As the company succinctly describes it, the TWIN Smart Strap “allows classic timepiece lovers to enhance their watch with digital features including notifications, step tracking and a new Montblanc payment solution”. Crucially, Montblanc’s exact words include a phrase we so wanted to hear back in 2015: the TWIN “transforms any mechanical timepiece into a connected companion.”

As one requires of a smartwatch, the TWIN conveys notifications, tracks fitness and, as mentioned above, accesses a payment platform. It consists of a 47x26mm case which is only 6mm at its thickest point, with a curved display and a specially-designed strap that allows the user to fit it to “almost any timepiece.”

Installation requires no special tools and the TWIN can be adjusted for any wrist size, the limitation being the aforementioned choice of only two sizes, though they are, admittedly, the most common for contemporary men’s watches.

Montblanc chose a rubber composite as the strap material, with structural blocks designed simplify fitting. As for the electronics, the module is made of stainless steel and covered with scratch-resistant curved glass; it functions, too, as the strap’s clasp.

The glass protects a monochrome OLED display showing the notifications, with an LED for visual notices, supported by vibration alerts. Two buttons perform the functions and Bluetooth connectivity enables the TWIN to operate with iOS via an NFC chip with Secure Element to allow easy contactless payment (there’s no word yet on an Android version). The module is water resistant and runs for up to a week on a single charge.

Montblanc Pay allows the user to deal with up to five credit cards in the companion app, which was developed with Visa and MasterCard. Security sensors deactivate the payment function in case of theft or loss, with state-of-the-art data encryption to prevent hacking of credit card data and other personal information.
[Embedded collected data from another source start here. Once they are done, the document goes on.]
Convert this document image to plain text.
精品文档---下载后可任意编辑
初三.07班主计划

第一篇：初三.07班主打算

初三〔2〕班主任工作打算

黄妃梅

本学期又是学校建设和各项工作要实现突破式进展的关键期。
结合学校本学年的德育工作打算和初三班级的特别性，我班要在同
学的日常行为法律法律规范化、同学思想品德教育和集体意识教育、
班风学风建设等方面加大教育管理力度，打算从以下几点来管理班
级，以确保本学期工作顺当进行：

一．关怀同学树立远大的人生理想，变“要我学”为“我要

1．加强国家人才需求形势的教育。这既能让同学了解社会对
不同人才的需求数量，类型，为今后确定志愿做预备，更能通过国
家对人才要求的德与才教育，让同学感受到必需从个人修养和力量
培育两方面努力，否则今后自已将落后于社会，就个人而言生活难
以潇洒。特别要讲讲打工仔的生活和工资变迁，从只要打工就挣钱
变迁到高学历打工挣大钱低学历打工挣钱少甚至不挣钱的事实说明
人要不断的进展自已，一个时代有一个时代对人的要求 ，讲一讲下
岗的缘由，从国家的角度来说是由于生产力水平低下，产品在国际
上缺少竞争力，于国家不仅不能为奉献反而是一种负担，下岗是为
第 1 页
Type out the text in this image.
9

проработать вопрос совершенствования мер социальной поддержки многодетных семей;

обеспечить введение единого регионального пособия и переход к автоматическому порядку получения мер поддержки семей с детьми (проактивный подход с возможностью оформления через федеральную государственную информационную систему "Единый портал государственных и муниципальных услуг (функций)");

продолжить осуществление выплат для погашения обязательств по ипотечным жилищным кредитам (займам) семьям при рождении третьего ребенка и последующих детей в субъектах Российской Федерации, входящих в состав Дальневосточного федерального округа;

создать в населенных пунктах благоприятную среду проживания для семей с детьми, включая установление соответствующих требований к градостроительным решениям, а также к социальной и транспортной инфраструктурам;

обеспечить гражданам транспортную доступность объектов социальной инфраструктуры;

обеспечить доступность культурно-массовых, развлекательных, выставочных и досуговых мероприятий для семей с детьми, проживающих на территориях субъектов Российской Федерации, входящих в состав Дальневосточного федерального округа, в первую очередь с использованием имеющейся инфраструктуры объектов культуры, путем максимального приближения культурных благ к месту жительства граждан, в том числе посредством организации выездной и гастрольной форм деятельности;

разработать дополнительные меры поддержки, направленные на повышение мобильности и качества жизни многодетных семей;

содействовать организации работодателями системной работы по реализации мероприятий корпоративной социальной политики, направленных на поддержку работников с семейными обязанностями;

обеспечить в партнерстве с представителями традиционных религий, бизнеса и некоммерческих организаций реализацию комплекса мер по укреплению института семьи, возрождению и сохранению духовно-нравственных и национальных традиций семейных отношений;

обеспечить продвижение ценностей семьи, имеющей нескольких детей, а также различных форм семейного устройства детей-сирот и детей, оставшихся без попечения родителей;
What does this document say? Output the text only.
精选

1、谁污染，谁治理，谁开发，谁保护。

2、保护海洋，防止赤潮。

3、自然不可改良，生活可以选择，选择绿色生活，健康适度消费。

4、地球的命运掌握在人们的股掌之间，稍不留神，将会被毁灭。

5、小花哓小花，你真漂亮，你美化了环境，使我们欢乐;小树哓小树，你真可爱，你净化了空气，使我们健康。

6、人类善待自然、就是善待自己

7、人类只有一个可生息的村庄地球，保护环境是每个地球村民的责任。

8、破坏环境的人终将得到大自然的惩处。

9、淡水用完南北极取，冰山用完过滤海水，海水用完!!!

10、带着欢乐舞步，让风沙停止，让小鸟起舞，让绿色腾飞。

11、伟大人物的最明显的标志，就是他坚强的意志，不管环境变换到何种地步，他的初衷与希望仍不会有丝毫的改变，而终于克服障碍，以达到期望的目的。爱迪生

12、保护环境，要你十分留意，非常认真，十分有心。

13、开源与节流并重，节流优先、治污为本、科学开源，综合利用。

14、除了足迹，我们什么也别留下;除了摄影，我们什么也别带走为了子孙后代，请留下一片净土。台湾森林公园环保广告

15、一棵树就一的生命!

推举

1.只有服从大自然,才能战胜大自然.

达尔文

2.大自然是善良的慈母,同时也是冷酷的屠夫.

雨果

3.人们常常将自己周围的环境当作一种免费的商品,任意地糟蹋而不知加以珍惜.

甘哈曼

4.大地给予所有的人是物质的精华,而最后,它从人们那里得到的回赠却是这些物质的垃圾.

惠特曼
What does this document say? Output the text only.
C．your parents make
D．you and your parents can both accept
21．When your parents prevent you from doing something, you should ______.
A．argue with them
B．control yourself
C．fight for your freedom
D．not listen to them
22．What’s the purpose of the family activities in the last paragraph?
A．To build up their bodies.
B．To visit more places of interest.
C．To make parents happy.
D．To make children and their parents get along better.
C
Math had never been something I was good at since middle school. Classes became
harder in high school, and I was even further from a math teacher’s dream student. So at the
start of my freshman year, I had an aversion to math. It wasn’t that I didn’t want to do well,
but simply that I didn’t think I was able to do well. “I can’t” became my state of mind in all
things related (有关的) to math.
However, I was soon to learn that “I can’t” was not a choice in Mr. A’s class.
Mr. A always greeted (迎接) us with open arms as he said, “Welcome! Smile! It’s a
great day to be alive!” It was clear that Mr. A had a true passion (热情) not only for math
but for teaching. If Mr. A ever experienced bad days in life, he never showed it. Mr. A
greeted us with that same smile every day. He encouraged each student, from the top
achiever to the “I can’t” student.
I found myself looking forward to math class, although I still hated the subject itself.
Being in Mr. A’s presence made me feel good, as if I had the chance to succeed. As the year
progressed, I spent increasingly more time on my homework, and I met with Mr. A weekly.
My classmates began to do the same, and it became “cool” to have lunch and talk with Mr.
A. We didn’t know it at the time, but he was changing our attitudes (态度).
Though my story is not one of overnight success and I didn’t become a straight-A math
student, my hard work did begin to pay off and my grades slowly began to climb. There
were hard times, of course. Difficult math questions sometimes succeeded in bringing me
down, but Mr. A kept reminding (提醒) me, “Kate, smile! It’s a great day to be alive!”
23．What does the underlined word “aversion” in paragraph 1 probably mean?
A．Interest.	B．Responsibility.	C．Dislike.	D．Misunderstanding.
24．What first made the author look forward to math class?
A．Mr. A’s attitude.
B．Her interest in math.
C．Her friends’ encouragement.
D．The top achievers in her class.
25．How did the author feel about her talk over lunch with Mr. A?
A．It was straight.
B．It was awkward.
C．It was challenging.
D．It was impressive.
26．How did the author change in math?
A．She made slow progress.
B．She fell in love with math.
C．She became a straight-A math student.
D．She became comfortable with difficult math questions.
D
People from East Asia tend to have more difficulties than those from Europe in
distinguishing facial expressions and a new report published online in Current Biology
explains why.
As for the time, the TWIN conveys the user’s daily activities with a ring pattern. Its “Memories” feature automatically synchronises the TWIN with the user’s iPhone, copying and showing all the calendar events in the app. It also automatically copies any picture or video taken from the phone into its respective calendar event.

“With the new TWIN Smart Strap Montblanc has further narrowed the gap between the analogue and digital watchmaking worlds. The idea of a Smart Strap is rooted in the growing desire for digital functionalities to be added to classic timepieces, which are emotional objects with deep history and meaning to their owners,” says Montblanc CEO Nicolas Baretzki.

“That is why we developed a smart solution that can be attached to most timepieces of any brand. The timepiece remains untouched, while Montblanc TWIN Smart Strap is the innovative companion that elegantly enhances this relationship,” Baretzki adds.

“If you can’t beat ‘em, join ‘em” – not a bad philosophy when it comes to solving tech dilemmas. The only analogy I can make to the TWIN is this: imagine what would have happened to the hundreds of millions of now-dormant film cameras had the dream of a film-to-digital converter ever materialised.

By ensuring that watch aficionados need no longer be forced “to choose between mechanical beauty and digital functionality,” Montblanc has performed a service for watch lovers that cannot be undervalued.